Nadia Latif et Omar El-Khairy, les deux auteurs de ce spectacle produit par le National Youth Theatre (NYT), affirment n’avoir été prévenu de l’annulation qu’au dernier moment. "Nous n’avons pas été avertis préalablement. Nous avons reçu un courriel jeudi soir [30 juillet] nous informant que le spectacle était annulé", soutient la première qui évoque des "pressions extérieures".
La troupe délocalisée
Depuis des mois, "Homegrown" fait en effet l’objet de controverse. En juin, des élus de Bethnal Green, visiblement peu rassurés par le thème de la pièce, avaient obtenu que les représentations, programmées du 12 au 27 août, se déroulent dans un autre quartier. Le spectacle avait ensuite suscité l’attention des forces de l’ordre. Selon ses deux auteurs, la police aurait en effet demandé à lire le texte de la pièce et projeté de faire encadrer les représentations par des officiers. De son côté, le NYT refuse de parler de censure et affirme dans un communiqué que le résultat n’était pas suffisament convaincant.

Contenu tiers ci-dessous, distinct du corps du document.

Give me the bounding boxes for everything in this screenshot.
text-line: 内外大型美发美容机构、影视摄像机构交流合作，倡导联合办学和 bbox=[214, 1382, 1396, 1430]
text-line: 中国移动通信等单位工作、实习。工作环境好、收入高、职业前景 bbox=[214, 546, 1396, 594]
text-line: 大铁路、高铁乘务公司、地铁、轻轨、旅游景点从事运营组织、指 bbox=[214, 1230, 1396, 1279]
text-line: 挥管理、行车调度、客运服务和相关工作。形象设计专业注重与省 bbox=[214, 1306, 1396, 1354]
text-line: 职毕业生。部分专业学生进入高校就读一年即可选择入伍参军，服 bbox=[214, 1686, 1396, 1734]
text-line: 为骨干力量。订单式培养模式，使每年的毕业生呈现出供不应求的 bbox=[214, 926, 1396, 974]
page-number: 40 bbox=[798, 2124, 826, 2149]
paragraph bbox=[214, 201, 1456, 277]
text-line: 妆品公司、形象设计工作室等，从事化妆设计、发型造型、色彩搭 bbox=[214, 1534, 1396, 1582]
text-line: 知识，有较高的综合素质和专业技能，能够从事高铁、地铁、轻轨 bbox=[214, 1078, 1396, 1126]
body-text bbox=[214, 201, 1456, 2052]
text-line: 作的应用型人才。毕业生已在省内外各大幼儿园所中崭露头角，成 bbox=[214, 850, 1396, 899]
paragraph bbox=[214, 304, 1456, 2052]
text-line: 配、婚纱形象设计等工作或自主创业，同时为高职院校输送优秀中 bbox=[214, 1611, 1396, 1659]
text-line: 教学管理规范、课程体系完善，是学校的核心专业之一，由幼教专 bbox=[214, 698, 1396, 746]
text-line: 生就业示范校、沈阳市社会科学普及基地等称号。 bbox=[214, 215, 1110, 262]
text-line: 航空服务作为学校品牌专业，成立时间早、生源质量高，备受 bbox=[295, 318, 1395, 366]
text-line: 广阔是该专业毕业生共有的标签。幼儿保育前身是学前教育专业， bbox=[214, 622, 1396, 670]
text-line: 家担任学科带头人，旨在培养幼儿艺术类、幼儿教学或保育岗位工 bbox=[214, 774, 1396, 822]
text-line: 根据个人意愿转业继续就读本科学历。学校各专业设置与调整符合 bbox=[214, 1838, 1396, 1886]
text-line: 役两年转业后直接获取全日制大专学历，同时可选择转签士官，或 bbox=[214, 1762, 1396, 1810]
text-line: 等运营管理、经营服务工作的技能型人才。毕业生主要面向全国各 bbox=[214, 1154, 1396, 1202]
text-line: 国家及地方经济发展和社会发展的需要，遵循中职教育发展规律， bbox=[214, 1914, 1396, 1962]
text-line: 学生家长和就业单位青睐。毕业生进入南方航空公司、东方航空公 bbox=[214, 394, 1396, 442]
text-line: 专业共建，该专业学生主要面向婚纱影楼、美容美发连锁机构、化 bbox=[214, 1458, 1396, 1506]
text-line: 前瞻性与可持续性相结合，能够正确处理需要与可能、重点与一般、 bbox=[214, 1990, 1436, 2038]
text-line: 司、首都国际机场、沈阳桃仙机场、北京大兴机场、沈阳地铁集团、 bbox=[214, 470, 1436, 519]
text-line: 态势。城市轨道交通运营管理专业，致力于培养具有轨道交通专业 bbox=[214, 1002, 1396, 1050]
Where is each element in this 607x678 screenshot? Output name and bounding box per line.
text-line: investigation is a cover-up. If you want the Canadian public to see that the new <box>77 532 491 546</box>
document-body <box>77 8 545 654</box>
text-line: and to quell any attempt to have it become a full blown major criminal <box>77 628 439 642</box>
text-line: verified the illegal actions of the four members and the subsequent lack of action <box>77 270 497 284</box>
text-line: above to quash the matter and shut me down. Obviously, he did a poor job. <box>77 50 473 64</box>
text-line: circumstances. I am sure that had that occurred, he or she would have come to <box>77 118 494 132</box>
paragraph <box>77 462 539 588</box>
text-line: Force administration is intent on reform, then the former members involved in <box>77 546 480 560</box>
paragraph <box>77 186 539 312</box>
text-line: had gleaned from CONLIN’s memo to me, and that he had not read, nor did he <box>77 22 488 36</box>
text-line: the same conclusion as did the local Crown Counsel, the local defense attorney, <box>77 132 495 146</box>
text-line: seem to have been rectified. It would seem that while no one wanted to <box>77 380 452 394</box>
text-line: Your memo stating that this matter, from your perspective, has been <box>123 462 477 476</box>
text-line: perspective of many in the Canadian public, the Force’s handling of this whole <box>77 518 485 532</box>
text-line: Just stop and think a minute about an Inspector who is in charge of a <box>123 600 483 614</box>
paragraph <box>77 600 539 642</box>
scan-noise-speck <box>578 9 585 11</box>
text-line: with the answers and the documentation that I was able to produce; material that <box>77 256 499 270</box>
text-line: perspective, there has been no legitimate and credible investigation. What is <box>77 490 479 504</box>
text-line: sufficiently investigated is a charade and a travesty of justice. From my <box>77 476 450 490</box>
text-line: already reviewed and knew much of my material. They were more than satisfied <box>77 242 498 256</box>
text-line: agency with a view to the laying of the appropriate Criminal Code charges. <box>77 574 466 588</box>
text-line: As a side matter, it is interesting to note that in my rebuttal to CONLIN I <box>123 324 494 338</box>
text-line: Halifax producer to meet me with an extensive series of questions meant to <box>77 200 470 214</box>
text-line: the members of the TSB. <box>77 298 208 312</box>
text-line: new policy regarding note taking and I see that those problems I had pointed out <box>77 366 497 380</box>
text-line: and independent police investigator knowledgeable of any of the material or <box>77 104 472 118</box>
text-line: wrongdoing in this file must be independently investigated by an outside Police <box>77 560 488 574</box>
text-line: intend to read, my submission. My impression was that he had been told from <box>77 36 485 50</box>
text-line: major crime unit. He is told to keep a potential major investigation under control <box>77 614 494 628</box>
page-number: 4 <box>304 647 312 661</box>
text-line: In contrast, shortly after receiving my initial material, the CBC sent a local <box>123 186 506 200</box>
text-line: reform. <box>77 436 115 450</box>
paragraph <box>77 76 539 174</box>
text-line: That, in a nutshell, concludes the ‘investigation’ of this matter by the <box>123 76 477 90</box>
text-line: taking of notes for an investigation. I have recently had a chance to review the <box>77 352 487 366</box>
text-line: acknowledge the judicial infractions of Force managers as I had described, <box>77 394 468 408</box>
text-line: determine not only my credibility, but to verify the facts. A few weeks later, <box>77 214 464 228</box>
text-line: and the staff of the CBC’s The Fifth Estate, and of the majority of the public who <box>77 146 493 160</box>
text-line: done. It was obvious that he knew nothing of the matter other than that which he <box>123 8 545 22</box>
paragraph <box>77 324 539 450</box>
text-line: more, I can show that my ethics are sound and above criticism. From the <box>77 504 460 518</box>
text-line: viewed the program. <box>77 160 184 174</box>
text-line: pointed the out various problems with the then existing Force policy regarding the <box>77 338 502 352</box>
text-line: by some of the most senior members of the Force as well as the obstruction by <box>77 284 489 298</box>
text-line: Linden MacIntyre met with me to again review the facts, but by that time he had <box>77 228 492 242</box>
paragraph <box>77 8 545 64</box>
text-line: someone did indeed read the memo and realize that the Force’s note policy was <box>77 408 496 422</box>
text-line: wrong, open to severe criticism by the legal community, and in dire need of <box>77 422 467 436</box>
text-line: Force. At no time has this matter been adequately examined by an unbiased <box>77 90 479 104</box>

Nadia Latif et Omar El-Khairy ont eu l’idée de monter "Homegrown" en février lorsque trois adolescentes de Londres étaient parties en Syrie pour faire le jihad. Les dialogues ont été conçus sur la base d’ateliers de jeunes invités à débattre sur l’islam au Royaume-Uni.
"Hystérie"
En termes de mise en scène, la pièce devait se dérouler dans les couloirs d’une école où les spectateurs étaient censés capter les conversations des élèves. “Le spectacle avait pour but de réfléchir intelligemment sur une question qui suscite l’hystérie, déplore Nadia Latif dans les colonnes du quotidien britannique. Sans donner d’explications et sans que la pièce n’ait été vue, on préfère réduire des voix au silence. Tout ça parce que nous vivons dans une atmosphère de peur."
En juin, le directeur du NYT assurait au "Guardian" que sa compagnie ne craignait aucunement que des questions sensibles soient abordées dans la pièce. "Peut-être que le résultat final va diviser, disait-il. Mais cela vaut le coup de tenter car le théâtre est un médium très puissant lorsqu’il s’agit d’explorer des sujets qui mettent le gens mal à l’aise."